概要
Borderlandsは、Gearbox Softwareが開発し2K Gamesから2009年10月に発売された、FPS RPGです。本作の舞台となるのは、巨大企業によって資源を搾取され、バンディットや野生生物、そして対立する勢力が蔓延る辺境の惑星Pandora。伝説のエイリアンテクノロジーが眠る「Vault」を追い求める4人の傭兵「Vault Hunters」となり、過酷な環境を探索するミッション主導型のオープンワールド・アクションが展開されます。次々と手に入る武器ドロップと、激しさを増す敵との遭遇がプレイヤーを熱狂させます。
本作最大の特徴は、プロシージャル生成される武器システムです。Borderlandsでは、ステータス、属性エフェクト、メーカー、連射速度などがランダムに組み合わされた銃器が生成され、その組み合わせは数百万通りにも及びます。装甲を溶かす腐食属性のSMGと、爆発弾を放つ高精度のスナイパーライフルでは使い勝手が全く異なり、プレイヤーは常に新しい武器を試したくなるはずです。この「撃って、拾って、強化する」という中毒性の高いループこそが、Borderlandsの真髄と言えるでしょう。
ゲームプレイとメカニクス
プレイアブルキャラクターは4人存在し、それぞれが独自の戦闘スタイルを持っています。

- Brick the Berserker:近接攻撃に特化したブロウラー
- Mordecai the Hunter:スナイパーであり、鳥を相棒とするハンター
- Lilith the Siren:フェーズウォークによる機動力が持ち味
- Roland the Soldier:タレットを展開し、チームをサポートするソルジャー
キャラクターの熟練度は、使用することで自然と成長します。

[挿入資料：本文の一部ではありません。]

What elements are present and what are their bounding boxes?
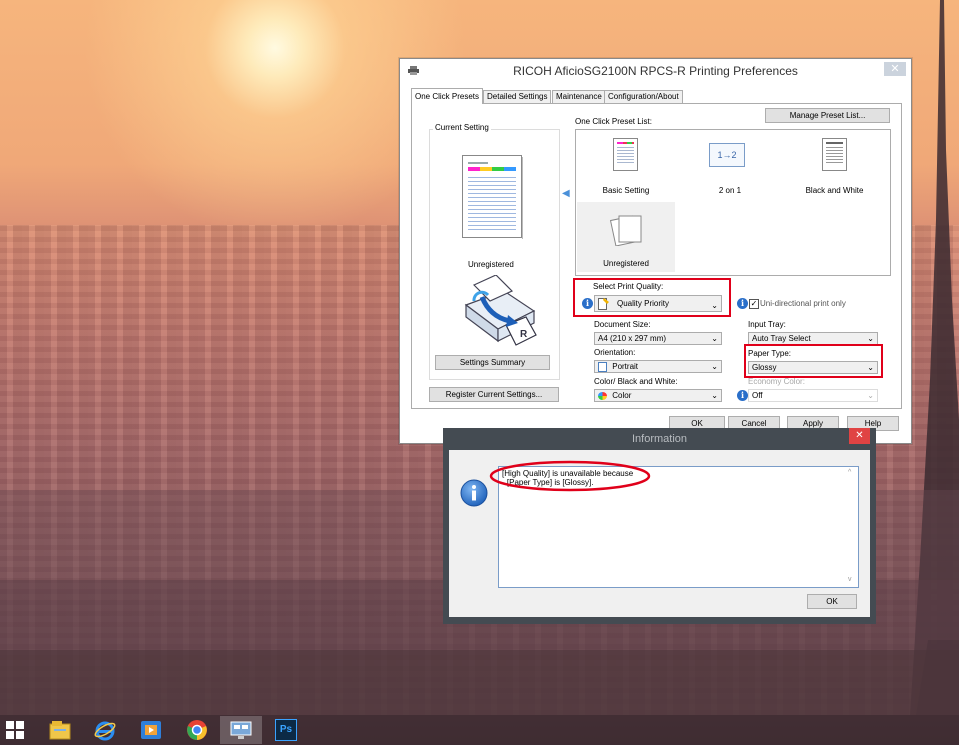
scroll-up-icon[interactable]: ^ (848, 469, 851, 476)
preset-basic-setting[interactable]: Basic Setting (576, 130, 676, 200)
preset-list: Basic Setting 1→2 2 on 1 Black and White (575, 129, 891, 276)
register-current-settings-button[interactable]: Register Current Settings... (429, 387, 559, 402)
current-setting-label: Current Setting (433, 123, 491, 132)
printer-icon (408, 66, 419, 75)
input-tray-label: Input Tray: (748, 320, 786, 329)
window-title: RICOH AficioSG2100N RPCS-R Printing Pref… (513, 64, 798, 78)
chevron-down-icon: ⌄ (711, 391, 718, 400)
remote-desktop-icon[interactable] (229, 718, 253, 742)
unregistered-pages-icon (609, 215, 642, 246)
settings-summary-button[interactable]: Settings Summary (435, 355, 550, 370)
orientation-value: Portrait (612, 362, 639, 371)
printer-illustration-icon: R (464, 275, 537, 346)
dialog-ok-button[interactable]: OK (807, 594, 857, 609)
portrait-icon (598, 361, 607, 372)
unidirectional-checkbox[interactable]: ✓ (749, 299, 759, 309)
information-dialog: Information ✕ [High Quality] is unavaila… (443, 428, 876, 624)
color-label: Color/ Black and White: (594, 377, 678, 386)
window-title-bar: RICOH AficioSG2100N RPCS-R Printing Pref… (400, 59, 911, 83)
paper-type-highlight (744, 344, 883, 378)
chevron-down-icon: ⌄ (867, 334, 874, 343)
chevron-down-icon: ⌄ (867, 391, 874, 400)
preset-list-label: One Click Preset List: (575, 117, 652, 126)
color-value: Color (612, 391, 632, 400)
economy-color-value: Off (752, 391, 763, 400)
orientation-label: Orientation: (594, 348, 636, 357)
media-player-icon[interactable] (139, 718, 163, 742)
basic-setting-page-icon (613, 138, 638, 171)
document-size-select[interactable]: A4 (210 x 297 mm) ⌄ (594, 332, 722, 345)
economy-info-icon[interactable]: i (737, 390, 748, 401)
message-scrollbar[interactable]: ^ v (846, 467, 858, 585)
economy-color-select[interactable]: Off ⌄ (748, 389, 878, 402)
message-highlight-ellipse (489, 460, 651, 492)
tab-one-click-presets[interactable]: One Click Presets (411, 88, 484, 104)
preset-label-2-on-1: 2 on 1 (718, 186, 742, 195)
orientation-select[interactable]: Portrait ⌄ (594, 360, 722, 373)
color-palette-icon (598, 391, 607, 400)
information-icon (460, 479, 488, 507)
chevron-down-icon: ⌄ (711, 334, 718, 343)
preset-black-and-white[interactable]: Black and White (782, 130, 887, 200)
document-size-value: A4 (210 x 297 mm) (598, 334, 667, 343)
dialog-close-button[interactable]: ✕ (849, 428, 870, 444)
dialog-title: Information (631, 433, 688, 445)
tab-detailed-settings[interactable]: Detailed Settings (483, 90, 552, 103)
file-explorer-icon[interactable] (48, 718, 72, 742)
manage-preset-list-button[interactable]: Manage Preset List... (765, 108, 890, 123)
svg-text:R: R (520, 329, 528, 340)
windows-start-icon[interactable] (6, 721, 24, 739)
scroll-down-icon[interactable]: v (848, 576, 852, 583)
scroll-left-arrow-icon[interactable]: ◀ (562, 188, 570, 199)
photoshop-icon[interactable]: Ps (275, 719, 297, 741)
printing-preferences-window: RICOH AficioSG2100N RPCS-R Printing Pref… (399, 58, 912, 444)
preset-label-unregistered: Unregistered (603, 259, 649, 268)
print-quality-highlight (573, 278, 731, 317)
window-close-button[interactable]: ✕ (884, 62, 906, 76)
two-on-one-icon: 1→2 (709, 143, 745, 167)
preset-label-basic-setting: Basic Setting (602, 186, 650, 195)
preset-unregistered[interactable]: Unregistered (577, 202, 675, 272)
unidirectional-info-icon[interactable]: i (737, 298, 748, 309)
internet-explorer-icon[interactable] (93, 718, 117, 742)
color-select[interactable]: Color ⌄ (594, 389, 722, 402)
page-preview-icon (462, 155, 523, 239)
tab-maintenance[interactable]: Maintenance (552, 90, 606, 103)
dialog-body: [High Quality] is unavailable because - … (449, 450, 870, 617)
unidirectional-label: Uni-directional print only (760, 299, 846, 308)
current-setting-unregistered: Unregistered (468, 260, 514, 269)
preset-2-on-1[interactable]: 1→2 2 on 1 (680, 130, 780, 200)
one-click-presets-panel: Current Setting Unregistered R Settings … (411, 103, 902, 409)
input-tray-value: Auto Tray Select (752, 334, 811, 343)
taskbar: Ps (0, 715, 959, 745)
chrome-icon[interactable] (185, 718, 209, 742)
black-and-white-page-icon (822, 138, 847, 171)
tab-configuration-about[interactable]: Configuration/About (604, 90, 683, 103)
economy-color-label: Economy Color: (748, 377, 805, 386)
document-size-label: Document Size: (594, 320, 651, 329)
preset-label-black-and-white: Black and White (805, 186, 864, 195)
chevron-down-icon: ⌄ (711, 362, 718, 371)
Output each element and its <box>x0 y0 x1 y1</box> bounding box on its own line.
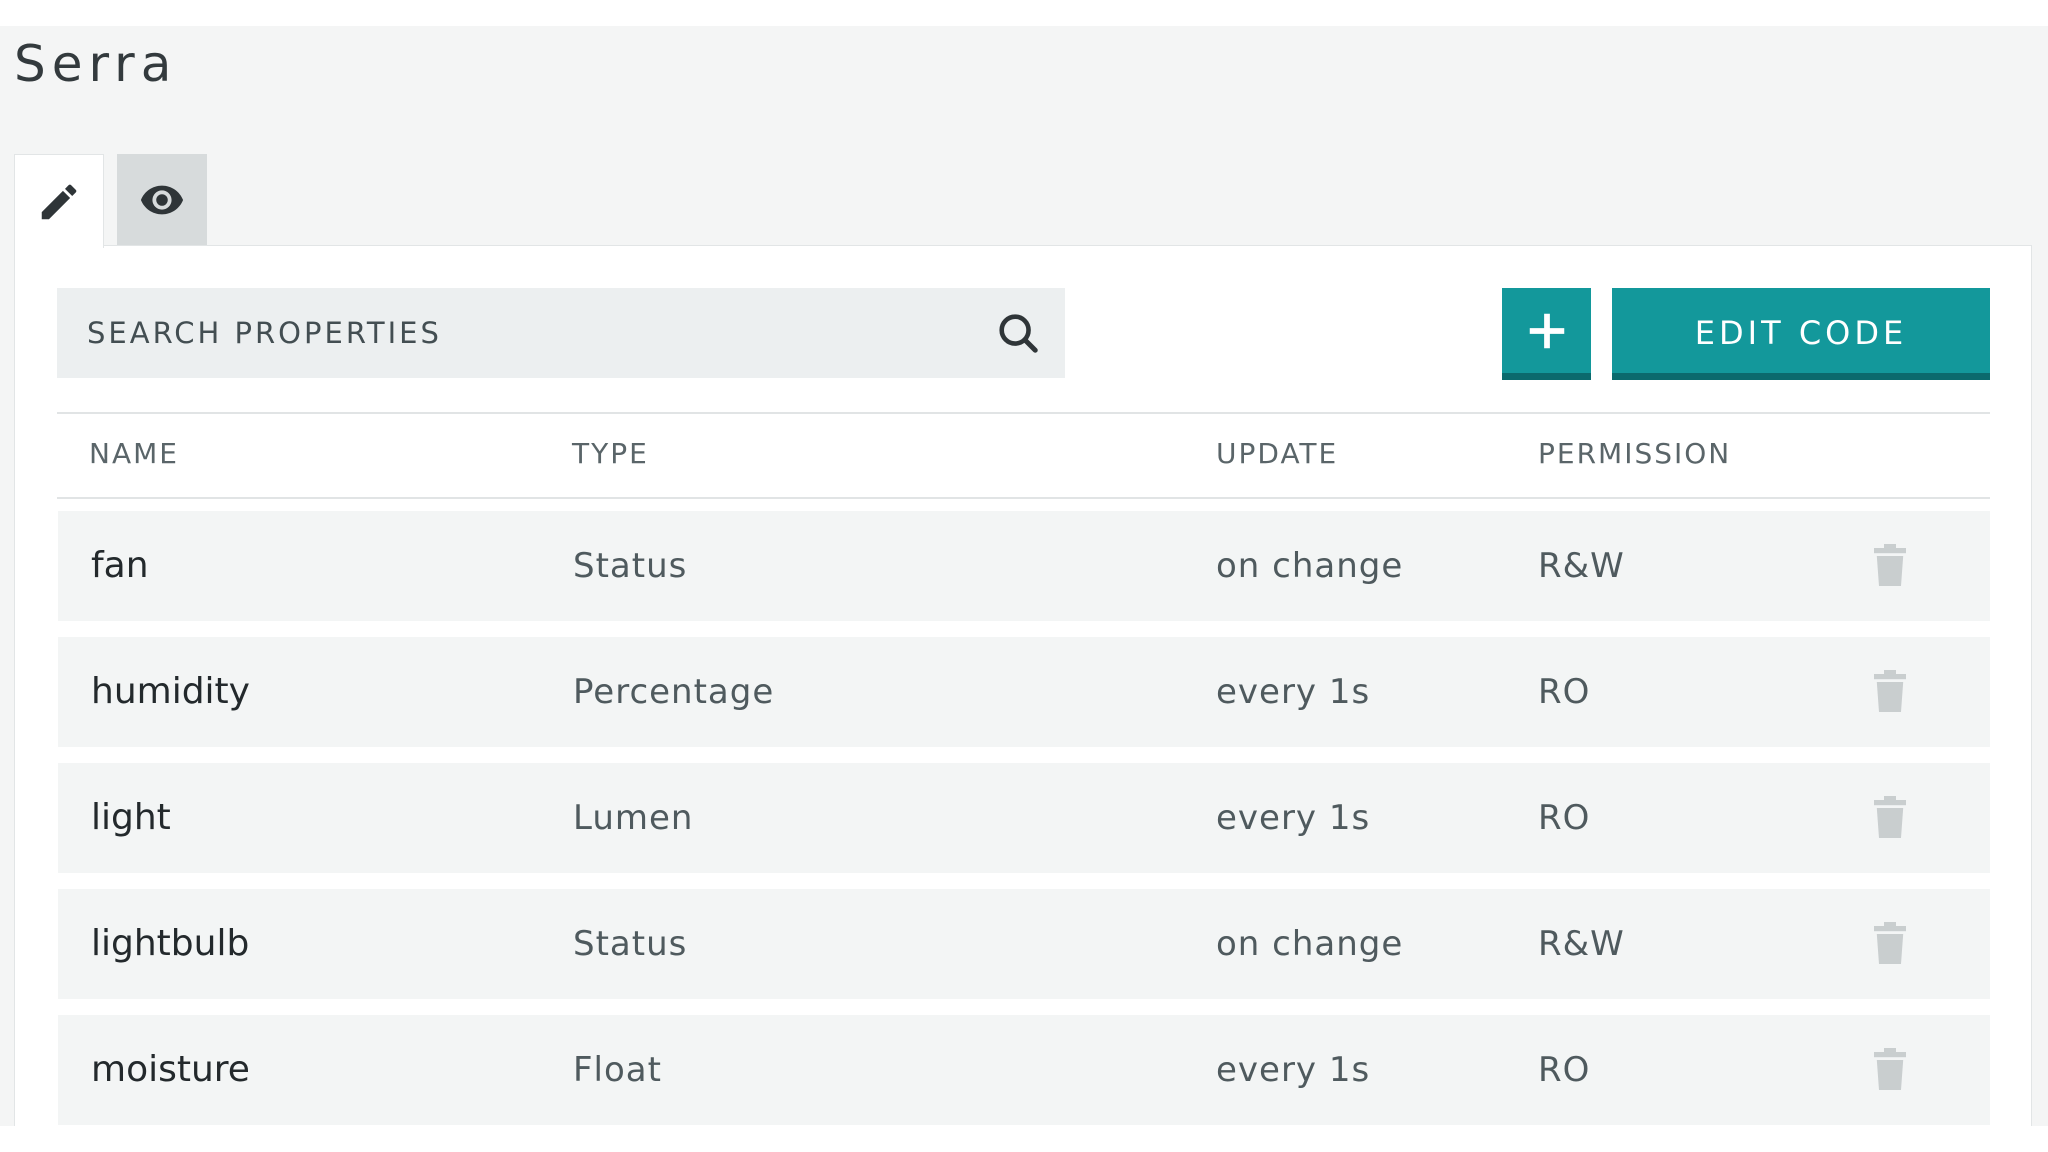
trash-icon[interactable] <box>1874 922 1906 964</box>
property-update: on change <box>1216 924 1404 964</box>
table-row[interactable]: lightbulb Status on change R&W <box>58 889 1990 999</box>
table-header-divider <box>57 497 1990 499</box>
table-row[interactable]: humidity Percentage every 1s RO <box>58 637 1990 747</box>
column-header-update[interactable]: UPDATE <box>1216 436 1338 472</box>
column-header-name[interactable]: NAME <box>89 436 179 472</box>
page-title: Serra <box>14 35 178 93</box>
column-header-permission[interactable]: PERMISSION <box>1538 436 1731 472</box>
property-permission: RO <box>1538 672 1591 712</box>
property-permission: R&W <box>1538 546 1625 586</box>
column-header-type[interactable]: TYPE <box>572 436 649 472</box>
table-row[interactable]: fan Status on change R&W <box>58 511 1990 621</box>
trash-icon[interactable] <box>1874 670 1906 712</box>
table-row[interactable]: moisture Float every 1s RO <box>58 1015 1990 1125</box>
add-property-button[interactable] <box>1502 288 1591 380</box>
property-name: lightbulb <box>91 923 250 964</box>
property-type: Float <box>573 1050 662 1090</box>
property-name: humidity <box>91 671 250 712</box>
eye-icon <box>140 185 184 215</box>
property-name: fan <box>91 545 149 586</box>
property-type: Status <box>573 924 688 964</box>
table-top-divider <box>57 412 1990 414</box>
pencil-icon <box>41 184 77 219</box>
trash-icon[interactable] <box>1874 796 1906 838</box>
trash-icon[interactable] <box>1874 544 1906 586</box>
property-type: Status <box>573 546 688 586</box>
edit-code-button[interactable]: EDIT CODE <box>1612 288 1990 380</box>
bottom-strip <box>0 1126 2048 1152</box>
property-name: light <box>91 797 171 838</box>
top-strip <box>0 0 2048 26</box>
property-update: every 1s <box>1216 798 1371 838</box>
property-name: moisture <box>91 1049 250 1090</box>
property-update: every 1s <box>1216 1050 1371 1090</box>
trash-icon[interactable] <box>1874 1048 1906 1090</box>
search-icon[interactable] <box>995 310 1041 356</box>
tab-preview[interactable] <box>117 154 207 246</box>
search-box <box>57 287 1065 379</box>
table-row[interactable]: light Lumen every 1s RO <box>58 763 1990 873</box>
property-type: Lumen <box>573 798 694 838</box>
property-type: Percentage <box>573 672 775 712</box>
property-update: on change <box>1216 546 1404 586</box>
property-permission: R&W <box>1538 924 1625 964</box>
search-input[interactable] <box>57 287 989 379</box>
property-permission: RO <box>1538 798 1591 838</box>
property-permission: RO <box>1538 1050 1591 1090</box>
plus-icon <box>1529 313 1564 348</box>
property-update: every 1s <box>1216 672 1371 712</box>
tab-edit[interactable] <box>14 154 104 248</box>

例えばRolandでショットガンを使い続ければショットガンの扱いが上達していくため、固定されたビルドを強要されることなく、自分のプレイスタイルに合わせてキャラクターを育成できます。また、スキルツリーシステムも用意されており、特定の武器やチーム内での役割を強化するビルドを構築することも可能です。

世界観と設定
Pandoraは、砂塵と絶望が支配するSFウェスタンのような世界で、地平線には企業の残骸が散らばっています。開発終盤に変更されたセルシェーディングのアートスタイルにより、当時のフォトリアルなシューターよりも色褪せない、非常に個性的なビジュアルを実現しました。敵は野生のSkagから、Atlas Corporationが送り込む重装甲のCrimson Lance兵まで多岐にわたり、企業の強欲と社会崩壊の狭間で揺れる惑星の姿が緻密に描かれています。

ストーリーはあえてシンプルに設計されています。謎のAI「Guardian Angel」からの導きに従い、Vault Huntersはアーティファクトの欠片を集め、Vaultの扉が開かれる時を待ちます。物語はゲームプレイのループを補完する役割に徹しており、その控えめな演出が本作のトーンに完璧にマッチしています。
協力プレイシューターとしての完成度
Borderlandsの真骨頂は、最大4人での協力プレイにあります。敵の難易度はセッション内のプレイヤー数に応じてスケールするため、ソロでもフルパーティでも常に最適な緊張感で楽しめます。各キャラクターのアビリティは互いを補完し合うように設計されており、ルート(戦利品)システムも、4人で協力しつつも最高の報酬を競い合うという絶妙なバランスを実現しています。PS4などで展開されている「Game of the Year Edition」には、ゾンビが蔓延るホラーパロディから剣闘士の闘技場まで、本編とは全く異なる体験ができる4つのストーリーDLCが同梱されています。

コンテンツとリプレイ性
Borderlandsには「Playthrough 2」と呼ばれる、いわゆる「New Game Plus」モードが搭載されており、敵や報酬がエンドゲームレベルにスケールアップし、より強力なボスが登場します。プロシージャル生成される武器のおかげで、二度と同じロードアウトになることはなく、4つのクラスを遊び尽くすには十分すぎる理由があります。DLCによる拡張コンテンツは、世界観を深掘りするだけでなく、シリーズの続編で中心的な役割を果たすキャラクターも登場させます。発売から20年近くが経過した今でも、そのコアとなるルートシューターのループはジャンル屈指の満足度を誇り、協力プレイの構造はどのプラットフォームでも色褪せることはありません。